A tributação de grandes fortunas e heranças é uma medida incontornável para reduzir a desigualdade que vem se aprofundando no mundo. Contudo, tal taxação deve realmente atingir os mais ricos, que realmente têm capacidade para pagar esse imposto, e não onerar ainda mais já sufocada classe média brasileira.

Essa é a análise da procuradora da Fazenda Nacional Denise Lucena Cavalcante, manifestada no XIII Congresso do Instituto Brasileiro de Estudos Tributários. O evento, que começou nesta quarta-feira (7/12) e vai até sexta (9/12), ocorre em São Paulo.

De acordo com Denise, a criação de impostos sobre grandes fortunas ou heranças é uma forma de equilibrar a desigual tributação brasileira, que, por taxar mais o consumo do que renda e bens, os maiores prejudicados são aqueles de classes baixas.

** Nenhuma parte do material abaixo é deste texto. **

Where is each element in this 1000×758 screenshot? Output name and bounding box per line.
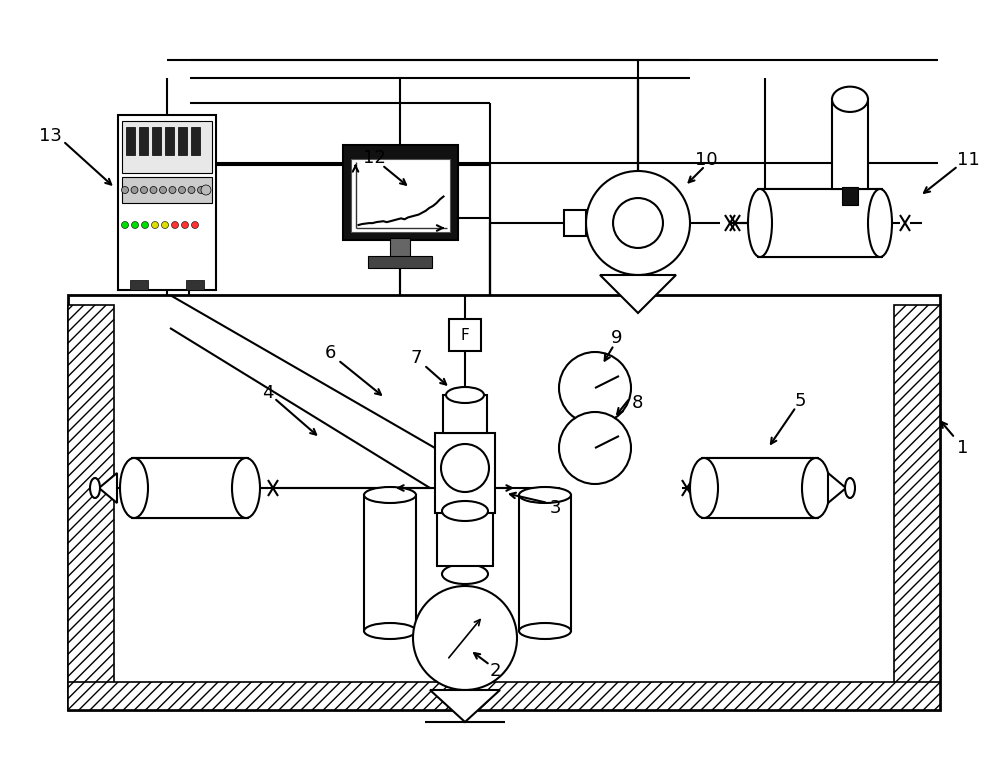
Circle shape (178, 186, 186, 193)
Circle shape (122, 186, 128, 193)
Ellipse shape (442, 501, 488, 521)
Bar (842, 187, 858, 205)
Bar (564, 210, 586, 236)
Bar (443, 395, 487, 433)
Bar (165, 127, 174, 155)
Text: F: F (461, 327, 469, 343)
Ellipse shape (364, 623, 416, 639)
Circle shape (162, 221, 168, 228)
Bar (437, 511, 493, 566)
Text: 8: 8 (631, 394, 643, 412)
Text: 5: 5 (794, 392, 806, 410)
Ellipse shape (690, 458, 718, 518)
Bar (351, 159, 450, 232)
Circle shape (172, 221, 178, 228)
Ellipse shape (868, 189, 892, 257)
Text: 4: 4 (262, 384, 274, 402)
Bar (126, 127, 135, 155)
Bar (122, 177, 212, 203)
Bar (368, 256, 432, 268)
Text: 2: 2 (489, 662, 501, 680)
Bar (68, 295, 940, 710)
Bar (342, 145, 458, 240)
Bar (894, 305, 940, 700)
Circle shape (152, 221, 158, 228)
Bar (702, 458, 818, 518)
Text: 12: 12 (363, 149, 385, 167)
Bar (449, 319, 481, 351)
Bar (130, 280, 148, 290)
Circle shape (201, 185, 211, 195)
Bar (191, 127, 200, 155)
Bar (758, 189, 882, 257)
Bar (435, 433, 495, 513)
Circle shape (182, 221, 188, 228)
Bar (68, 682, 940, 710)
Ellipse shape (442, 564, 488, 584)
Text: 1: 1 (957, 439, 969, 457)
Bar (832, 99, 868, 189)
Text: 13: 13 (39, 127, 61, 145)
Text: 9: 9 (611, 329, 623, 347)
Ellipse shape (832, 86, 868, 112)
Ellipse shape (120, 458, 148, 518)
Bar (68, 305, 114, 700)
Bar (122, 121, 212, 173)
Text: 7: 7 (410, 349, 422, 367)
Bar (519, 495, 571, 631)
Ellipse shape (519, 623, 571, 639)
Bar (152, 127, 161, 155)
Ellipse shape (446, 387, 484, 403)
Ellipse shape (845, 478, 855, 498)
Polygon shape (600, 275, 676, 313)
Text: 11: 11 (957, 151, 979, 169)
Circle shape (150, 186, 157, 193)
Polygon shape (430, 690, 500, 722)
Text: 6: 6 (324, 344, 336, 362)
Circle shape (132, 221, 138, 228)
Circle shape (613, 198, 663, 248)
Ellipse shape (364, 487, 416, 503)
Bar (132, 458, 248, 518)
Bar (186, 280, 204, 290)
Bar (118, 115, 216, 290)
Circle shape (188, 186, 195, 193)
Circle shape (131, 186, 138, 193)
Circle shape (441, 444, 489, 492)
Text: 10: 10 (695, 151, 717, 169)
Polygon shape (828, 473, 846, 503)
Ellipse shape (802, 458, 830, 518)
Circle shape (160, 186, 166, 193)
Bar (364, 495, 416, 631)
Circle shape (140, 186, 148, 193)
Ellipse shape (90, 478, 100, 498)
Circle shape (142, 221, 148, 228)
Polygon shape (99, 473, 117, 503)
Bar (139, 127, 148, 155)
Circle shape (192, 221, 198, 228)
Circle shape (198, 186, 205, 193)
Ellipse shape (232, 458, 260, 518)
Circle shape (413, 586, 517, 690)
Circle shape (559, 412, 631, 484)
Text: 3: 3 (549, 499, 561, 517)
Ellipse shape (748, 189, 772, 257)
Circle shape (586, 171, 690, 275)
Bar (178, 127, 187, 155)
Ellipse shape (519, 487, 571, 503)
Bar (390, 238, 410, 258)
Circle shape (169, 186, 176, 193)
Circle shape (122, 221, 128, 228)
Circle shape (559, 352, 631, 424)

No entanto, para ser eficaz, esses novos impostos devem realmente atingir apenas os ricos, afirmou a procuradora. E se for seguido o patamar que está sendo cotado para isso — que considera grandes fortunas ou heranças aquelas superiores a R$ 2,5 milhões, contando todos os bens —, a classe média será a maior prejudicada dessa história, opinou. A seu ver, qualquer servidor público ou advogado que tenha tido uma carreira razoável consegue juntar essa quantia em patrimônio, sem que isso os torne ricos.

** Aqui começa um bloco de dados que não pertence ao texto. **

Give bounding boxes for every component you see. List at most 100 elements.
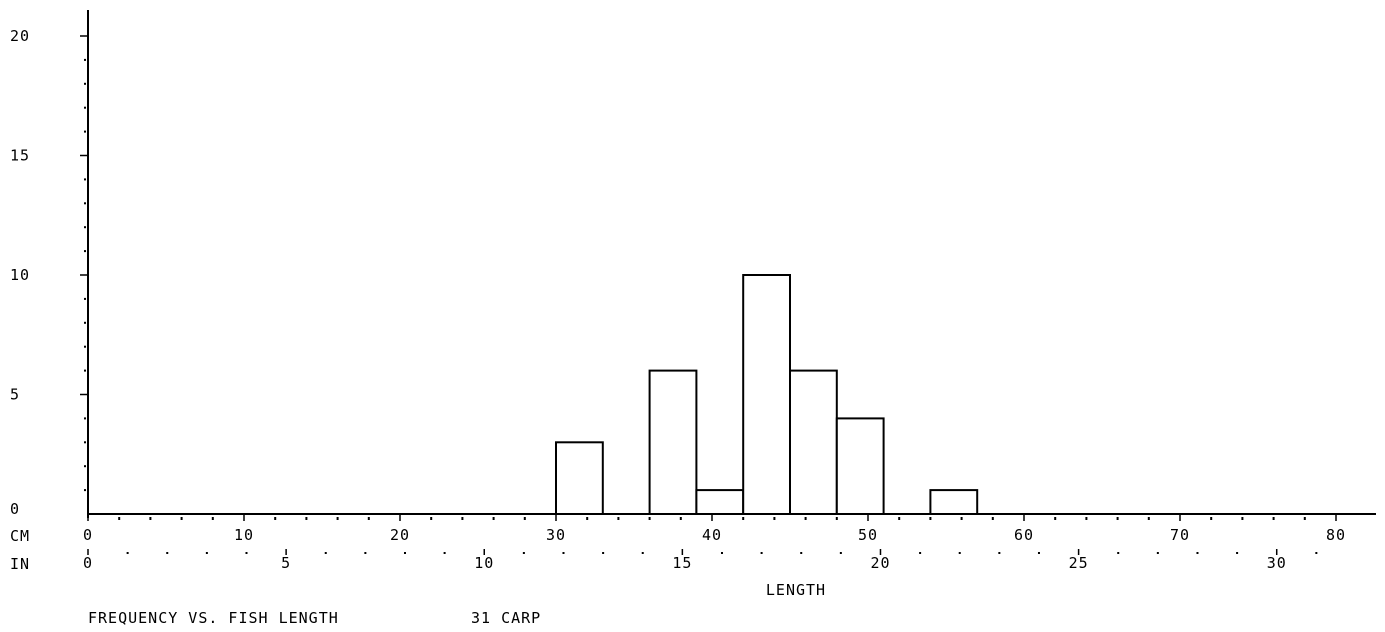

E antes de se instituir tributos desse tipo, é necessário que sejam apresentados estudos demonstrando exaustivamente os impactos e benefícios deles, destacou Denise. Esse não é o caso da PEC 96/2015, que institui o imposto sobre grandes heranças. Conforme a procuradora apontou, a justificativa da proposta tem apenas duas páginas, e é baseada em suposições, com frases como “cremos que, com a utilização de alíquotas progressivas e mais elevadas, que alcancem somente heranças e bens de valor elevado, o adicional pode chegar a um montante de arrecadação que suprirá, ao menos em parte, as necessidades do Fundo Nacional de Desenvolvimento Regional”.